Roma families that were recently evicted from camps joined the likes of students, migrants and refugees, as well as human-rights activists from across Italy.
As many as 20,000 people marched in Rome on Saturday to protest against racism and the Italian government's stance on immigration.
They argued that Italy's populist government has been spreading "growing climate of hatred" since it came to power five months ago.
Demonstrators were angered by a contested security decree championed by Deputy Prime Minister Matteo Salvini, head of the far-right League, which tightens immigration regulations, limits the right to asylum, and bolsters anti-terrorism and anti-mafia rules.
The legislation was forced through the upper house by the government winning a confidence vote on Wednesday and the bill must now go to the lower chamber for approval.
The action was organised by left-wing, anti-racism and anti-fascist groups.

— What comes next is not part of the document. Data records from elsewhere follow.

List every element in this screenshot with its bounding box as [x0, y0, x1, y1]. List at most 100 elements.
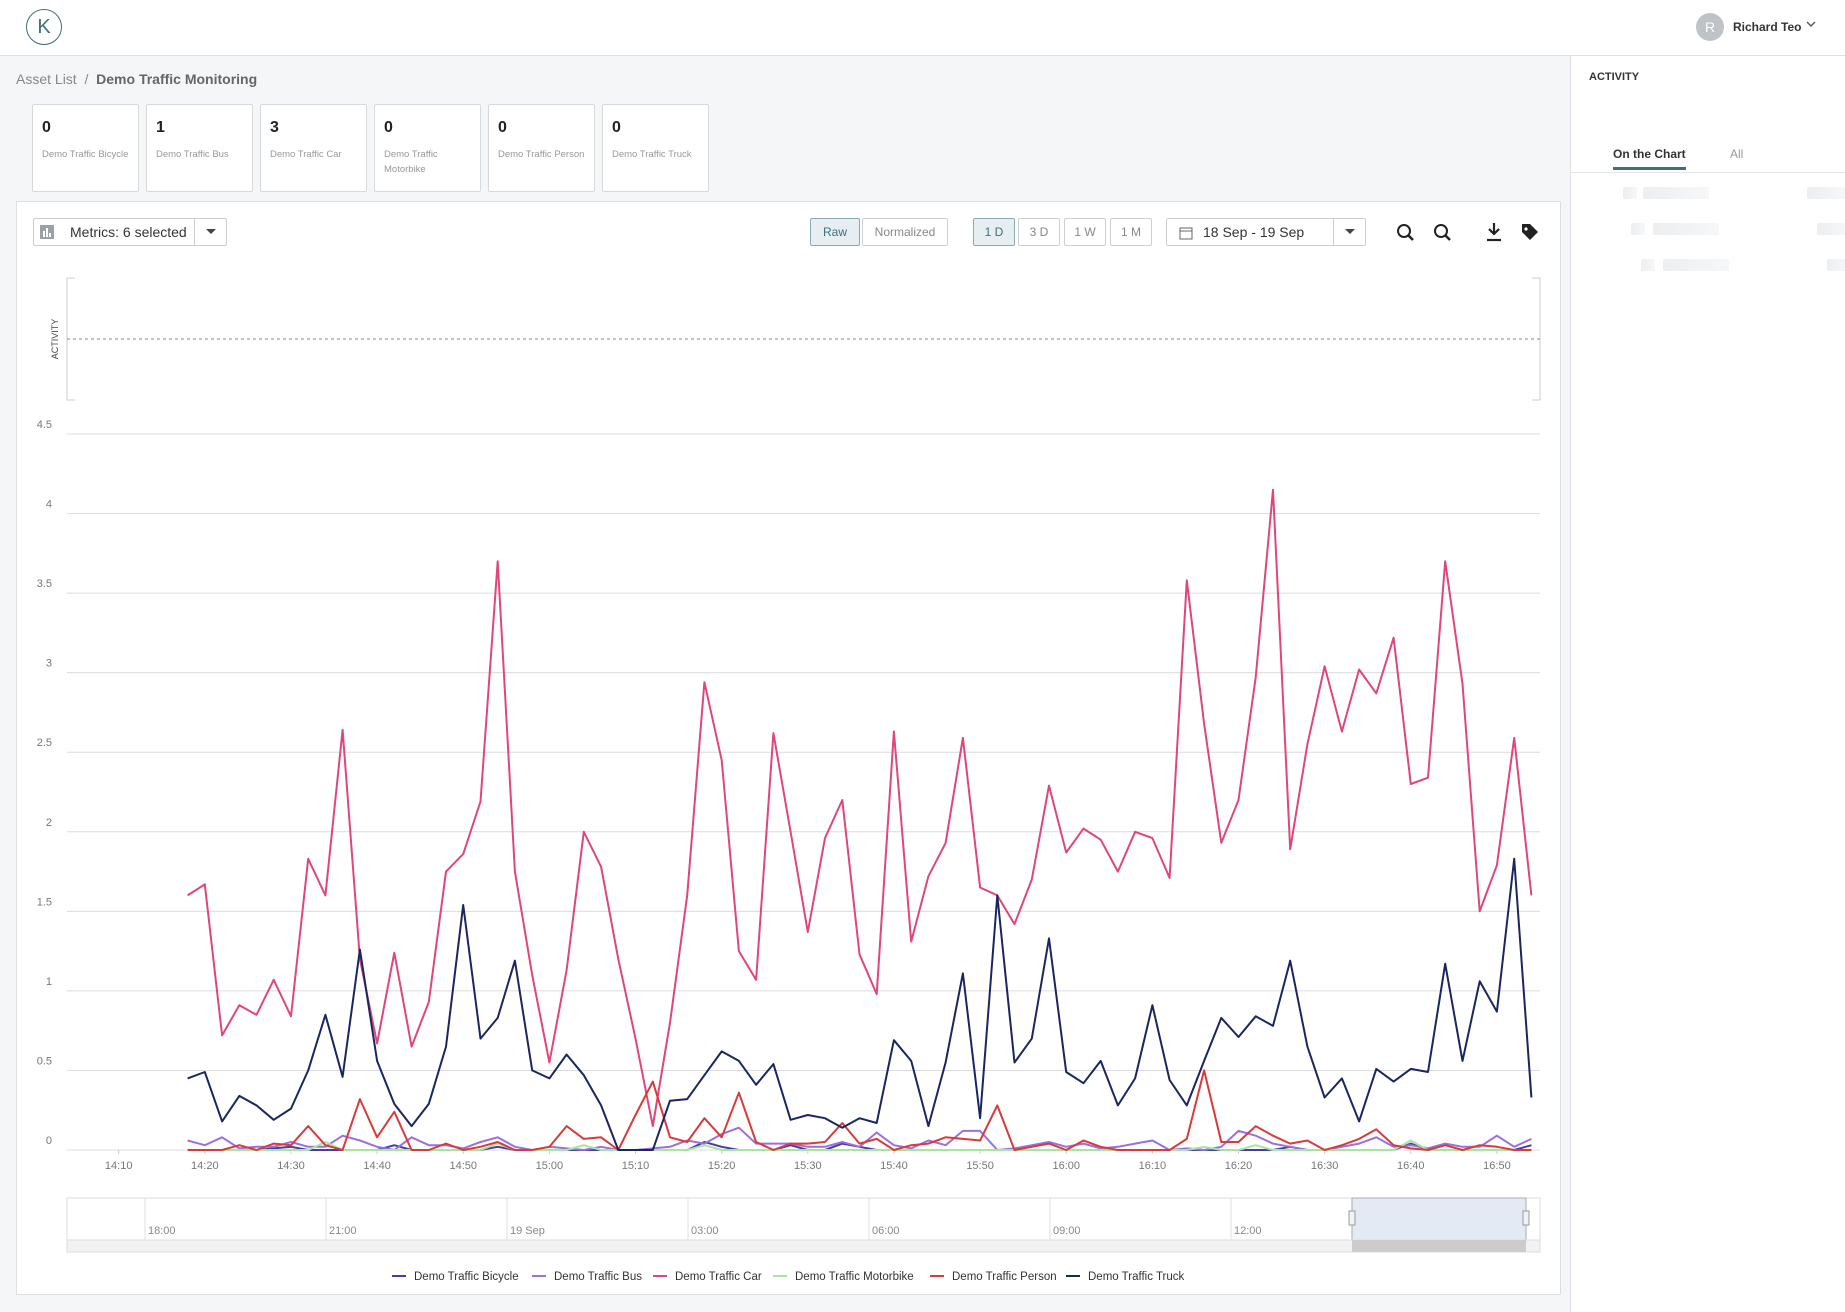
placeholder	[1807, 187, 1845, 199]
legend-label: Demo Traffic Truck	[1088, 1271, 1185, 1283]
metric-card[interactable]: 0 Demo Traffic Truck	[602, 104, 709, 192]
legend-item[interactable]: Demo Traffic Truck	[1066, 1271, 1185, 1283]
card-label: Demo Traffic Bus	[156, 149, 229, 160]
card-value: 3	[270, 119, 279, 136]
raw-button[interactable]: Raw	[810, 218, 860, 246]
navigator-label: 21:00	[329, 1225, 357, 1237]
logo[interactable]: K	[26, 9, 62, 45]
navigator-label: 12:00	[1234, 1225, 1262, 1237]
chart-tools	[1397, 223, 1538, 242]
legend-label: Demo Traffic Motorbike	[795, 1271, 914, 1283]
legend-item[interactable]: Demo Traffic Person	[930, 1271, 1057, 1283]
navigator-label: 09:00	[1053, 1225, 1081, 1237]
navigator-handle[interactable]	[1348, 1210, 1356, 1226]
x-tick-label: 16:10	[1139, 1160, 1167, 1172]
legend-item[interactable]: Demo Traffic Bicycle	[392, 1271, 519, 1283]
card-label: Demo Traffic Car	[270, 149, 342, 160]
breadcrumb-link[interactable]: Asset List	[16, 71, 77, 87]
user-name[interactable]: Richard Teo	[1733, 20, 1802, 34]
placeholder	[1643, 187, 1709, 199]
tab-active[interactable]: On the Chart	[1613, 147, 1686, 170]
download[interactable]	[1487, 223, 1501, 242]
navigator-scrollbar	[66, 1239, 1541, 1253]
navigator-label: 06:00	[872, 1225, 900, 1237]
x-tick-label: 15:10	[622, 1160, 650, 1172]
date-range: 18 Sep - 19 Sep	[1203, 224, 1305, 240]
x-tick-label: 14:10	[105, 1160, 133, 1172]
card-label: Demo Traffic Motorbike	[384, 149, 438, 175]
y-tick-label: 0	[46, 1135, 52, 1147]
navigator-label: 19 Sep	[510, 1225, 545, 1237]
x-tick-label: 14:20	[191, 1160, 219, 1172]
avatar[interactable]: R	[1696, 13, 1724, 41]
range-button[interactable]: 1 M	[1110, 218, 1152, 246]
calendar-icon	[1179, 227, 1193, 240]
card-value: 1	[156, 119, 165, 136]
activity-frame	[66, 277, 1541, 401]
y-tick-label: 1	[46, 976, 52, 988]
navigator-label: 18:00	[148, 1225, 176, 1237]
breadcrumb: Asset List / Demo Traffic Monitoring	[16, 71, 257, 87]
y-tick-label: 2	[46, 817, 52, 829]
normalized-button[interactable]: Normalized	[862, 218, 948, 246]
x-tick-label: 15:40	[880, 1160, 908, 1172]
legend-item[interactable]: Demo Traffic Car	[653, 1271, 762, 1283]
legend-label: Demo Traffic Car	[675, 1271, 762, 1283]
card-label: Demo Traffic Bicycle	[42, 149, 129, 160]
x-tick-label: 14:30	[277, 1160, 305, 1172]
date-caret[interactable]	[1333, 218, 1366, 246]
metric-card[interactable]: 0 Demo Traffic Bicycle	[32, 104, 139, 192]
metric-card[interactable]: 0 Demo Traffic Motorbike	[374, 104, 481, 192]
separator: /	[80, 71, 93, 87]
y-tick-label: 3	[46, 658, 52, 670]
navigator-scroll-thumb[interactable]	[1352, 1240, 1526, 1252]
metric-card[interactable]: 1 Demo Traffic Bus	[146, 104, 253, 192]
metrics-icon	[40, 225, 54, 239]
range-button[interactable]: 1 D	[973, 218, 1015, 246]
x-tick-label: 14:50	[449, 1160, 477, 1172]
x-tick-label: 16:30	[1311, 1160, 1339, 1172]
metric-card[interactable]: 0 Demo Traffic Person	[488, 104, 595, 192]
legend-item[interactable]: Demo Traffic Motorbike	[773, 1271, 914, 1283]
zoom-in[interactable]	[1397, 224, 1414, 241]
tab-divider	[1571, 172, 1845, 173]
card-value: 0	[384, 119, 393, 136]
tab[interactable]: All	[1730, 147, 1744, 161]
placeholder	[1631, 223, 1645, 235]
series-line	[187, 488, 1533, 1128]
x-tick-label: 16:00	[1052, 1160, 1080, 1172]
card-value: 0	[612, 119, 621, 136]
y-tick-label: 0.5	[37, 1055, 52, 1067]
metrics-caret[interactable]	[194, 218, 227, 246]
user-caret[interactable]	[1806, 19, 1816, 29]
placeholder	[1653, 223, 1719, 235]
legend-label: Demo Traffic Bicycle	[414, 1271, 519, 1283]
activity-label: ACTIVITY	[50, 319, 60, 360]
metric-card[interactable]: 3 Demo Traffic Car	[260, 104, 367, 192]
y-tick-label: 2.5	[37, 737, 52, 749]
metrics-dropdown[interactable]: Metrics: 6 selected	[33, 218, 227, 246]
date-picker[interactable]: 18 Sep - 19 Sep	[1166, 218, 1366, 246]
x-tick-label: 15:00	[536, 1160, 564, 1172]
x-tick-label: 16:40	[1397, 1160, 1425, 1172]
legend-item[interactable]: Demo Traffic Bus	[532, 1271, 642, 1283]
range-button[interactable]: 1 W	[1064, 218, 1106, 246]
range-button[interactable]: 3 D	[1018, 218, 1060, 246]
zoom-reset[interactable]	[1434, 224, 1451, 241]
chart: ACTIVITY 0 0.5 1 1.5 2 2.5 3 3.5 4 4.5 14:10 14:20 14…	[37, 277, 1541, 1283]
navigator-label: 03:00	[691, 1225, 719, 1237]
navigator-handle[interactable]	[1522, 1210, 1530, 1226]
card-value: 0	[498, 119, 507, 136]
x-tick-label: 16:50	[1483, 1160, 1511, 1172]
sidebar-title: ACTIVITY	[1589, 71, 1640, 83]
metrics-label: Metrics: 6 selected	[70, 224, 187, 240]
placeholder	[1827, 259, 1845, 271]
card-label: Demo Traffic Truck	[612, 149, 692, 160]
card-label: Demo Traffic Person	[498, 149, 585, 160]
x-tick-label: 14:40	[363, 1160, 391, 1172]
tag[interactable]	[1522, 224, 1538, 240]
series-line	[187, 1069, 1532, 1151]
x-tick-label: 15:20	[708, 1160, 736, 1172]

Roma families that were recently evicted from camps joined the likes of students, migrants and refugees, as well as human-rights activists from across Italy.

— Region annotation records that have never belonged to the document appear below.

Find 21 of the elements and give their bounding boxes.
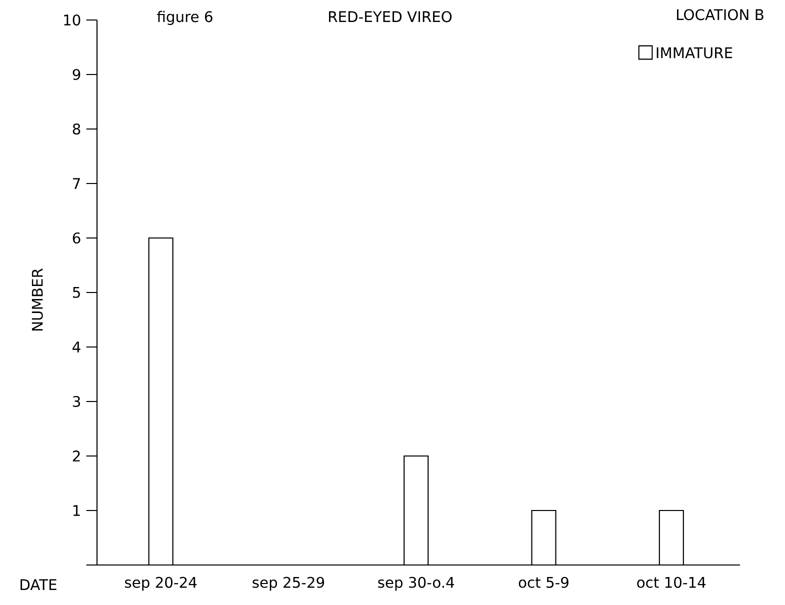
x-axis-title: DATE bbox=[20, 579, 56, 590]
chart-title: RED-EYED VIREO bbox=[329, 11, 452, 22]
x-tick-label: sep 25-29 bbox=[252, 576, 324, 591]
x-tick-label: oct 5-9 bbox=[518, 576, 568, 588]
legend-label: IMMATURE bbox=[656, 47, 732, 58]
y-tick-label: 3 bbox=[72, 396, 80, 408]
x-tick-label: sep 20-24 bbox=[125, 576, 197, 591]
x-tick-label: oct 10-14 bbox=[637, 576, 706, 588]
y-tick-label: 8 bbox=[72, 123, 80, 135]
y-tick-label: 1 bbox=[73, 505, 80, 516]
x-tick-label: sep 30-o.4 bbox=[378, 576, 454, 591]
y-axis-title: NUMBER bbox=[32, 268, 43, 330]
y-tick-label: 5 bbox=[72, 287, 80, 298]
y-tick-label: 2 bbox=[72, 450, 80, 462]
y-tick-label: 6 bbox=[72, 232, 80, 244]
annotation: LOCATION B bbox=[677, 9, 764, 20]
y-tick-label: 10 bbox=[64, 14, 80, 26]
y-tick-label: 7 bbox=[73, 178, 80, 189]
y-tick-label: 9 bbox=[72, 68, 80, 80]
annotation: figure 6 bbox=[157, 10, 212, 26]
y-tick-label: 4 bbox=[72, 342, 80, 352]
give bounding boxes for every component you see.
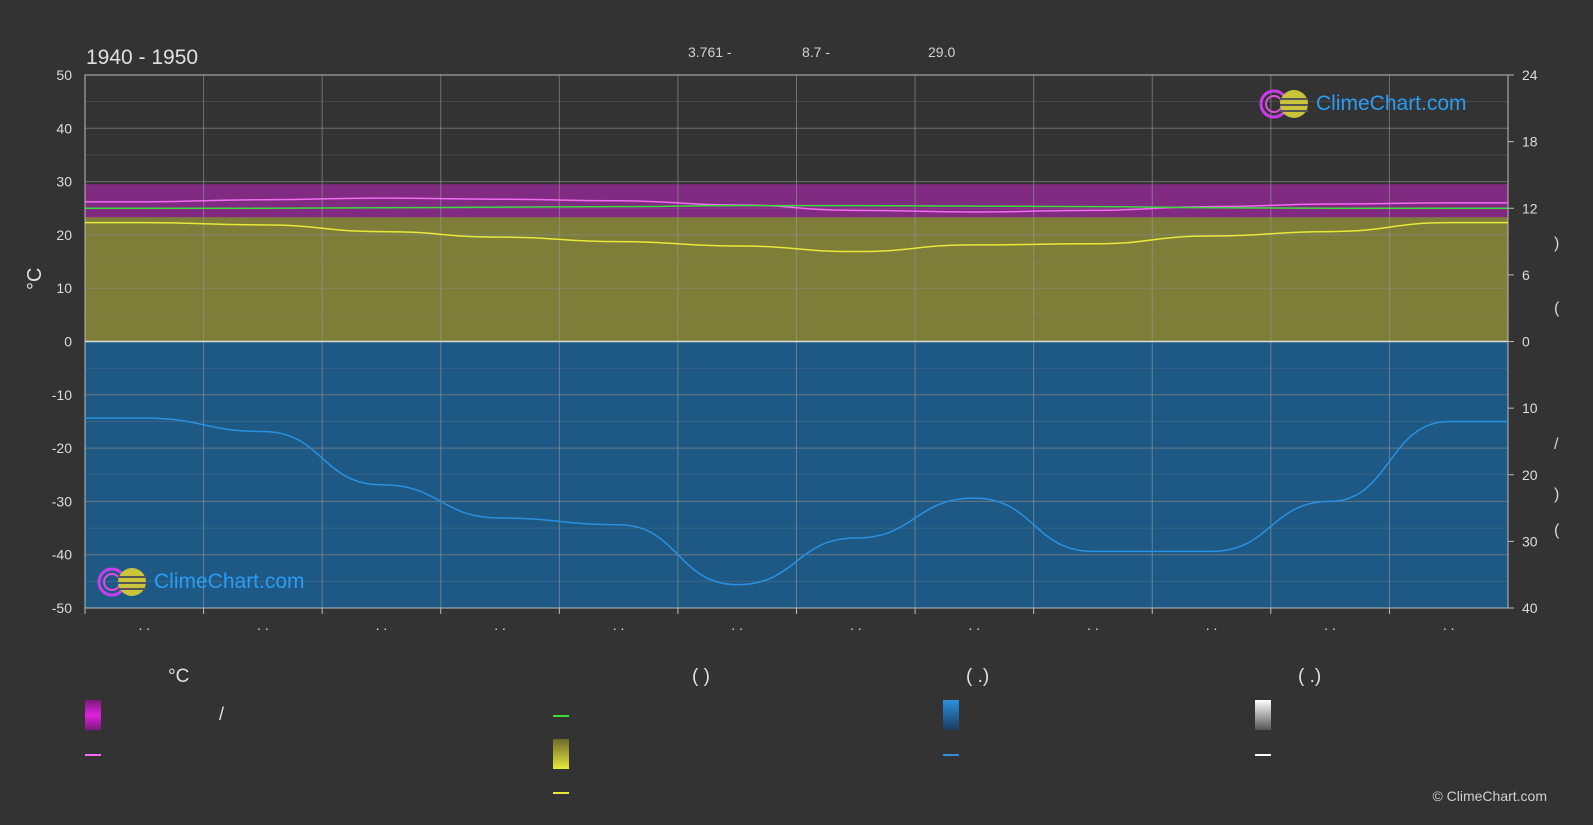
left-tick-label: -40 (52, 547, 72, 563)
series-line-green (85, 204, 1508, 209)
legend-col1-head: °C (168, 666, 190, 687)
legend-line-yellow (553, 792, 569, 794)
header-value-1: 3.761 - (688, 44, 732, 60)
left-axis-unit: °C (24, 267, 46, 290)
left-tick-label: -10 (52, 387, 72, 403)
series-line-yellow (85, 221, 1508, 253)
right-axis-paren-3: ) (1554, 486, 1560, 503)
right-tick-label: 20 (1522, 467, 1538, 483)
logo-top-right[interactable]: ClimeChart.com (1258, 88, 1467, 120)
month-tick-label: . . (494, 617, 506, 633)
right-tick-label: 0 (1522, 334, 1530, 350)
logo-text: ClimeChart.com (154, 570, 305, 593)
right-tick-label: 18 (1522, 134, 1538, 150)
left-tick-label: 50 (56, 67, 72, 83)
right-tick-label: 10 (1522, 400, 1538, 416)
legend-swatch-yellow (553, 739, 569, 769)
month-tick-label: . . (613, 617, 625, 633)
right-tick-label: 40 (1522, 600, 1538, 616)
header-value-2: 8.7 - (802, 44, 831, 60)
logo-text: ClimeChart.com (1316, 92, 1467, 115)
right-axis-paren-1: ) (1554, 235, 1560, 252)
month-tick-label: . . (969, 617, 981, 633)
month-tick-label: . . (376, 617, 388, 633)
series-line-pink (85, 197, 1508, 213)
period-title: 1940 - 1950 (86, 46, 199, 69)
legend-swatch-white (1255, 700, 1271, 730)
left-tick-label: 40 (56, 120, 72, 136)
header-value-3: 29.0 (928, 44, 956, 60)
month-tick-label: . . (850, 617, 862, 633)
legend-swatch-blue (943, 700, 959, 730)
right-tick-label: 6 (1522, 267, 1530, 283)
logo-icon (1259, 89, 1308, 119)
month-tick-label: . . (1443, 617, 1455, 633)
right-axis-slash: / (1554, 436, 1559, 453)
month-tick-label: . . (257, 617, 269, 633)
logo-bottom-left[interactable]: ClimeChart.com (96, 566, 305, 598)
right-tick-label: 30 (1522, 533, 1538, 549)
left-tick-label: 30 (56, 174, 72, 190)
month-tick-label: . . (731, 617, 743, 633)
legend-line-pink (85, 754, 101, 756)
copyright: © ClimeChart.com (1432, 788, 1547, 804)
legend-col2-head: ( ) (692, 666, 710, 687)
left-tick-label: 10 (56, 280, 72, 296)
left-tick-label: 20 (56, 227, 72, 243)
right-tick-label: 24 (1522, 67, 1538, 83)
legend-col4-head: ( .) (1298, 666, 1322, 687)
legend-line-blue (943, 754, 959, 756)
right-axis-paren-2: ( (1554, 300, 1560, 317)
month-tick-label: . . (1206, 617, 1218, 633)
legend-line-white (1255, 754, 1271, 756)
legend-line-green (553, 715, 569, 717)
series-line-blue (85, 417, 1508, 586)
right-tick-label: 12 (1522, 200, 1538, 216)
left-tick-label: 0 (64, 334, 72, 350)
left-tick-label: -50 (52, 600, 72, 616)
legend-swatch-magenta (85, 700, 101, 730)
month-tick-label: . . (138, 617, 150, 633)
left-tick-label: -30 (52, 493, 72, 509)
left-tick-label: -20 (52, 440, 72, 456)
legend-col3-head: ( .) (966, 666, 990, 687)
right-axis-paren-4: ( (1554, 522, 1560, 539)
month-tick-label: . . (1087, 617, 1099, 633)
month-tick-label: . . (1324, 617, 1336, 633)
logo-icon (97, 567, 146, 597)
legend-col1-slash: / (219, 704, 225, 724)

Riace's pro-refugee — and recently suspended — mayor Domenico Lucano was among the demonstrators, denouncing what he described as a "fascist and racist drift" in Italy and Europe.
With Lucano as mayor, Riace made headlines for opening its doors to thousands of refugees, integrating them into society and revitalizing a dwindling rural population.
Accused of favouring illegal immigration, the mayor of the small Calabrian town was put under house arrest in October. Despite a court later revoking the decision, he is still banned from living in Riace.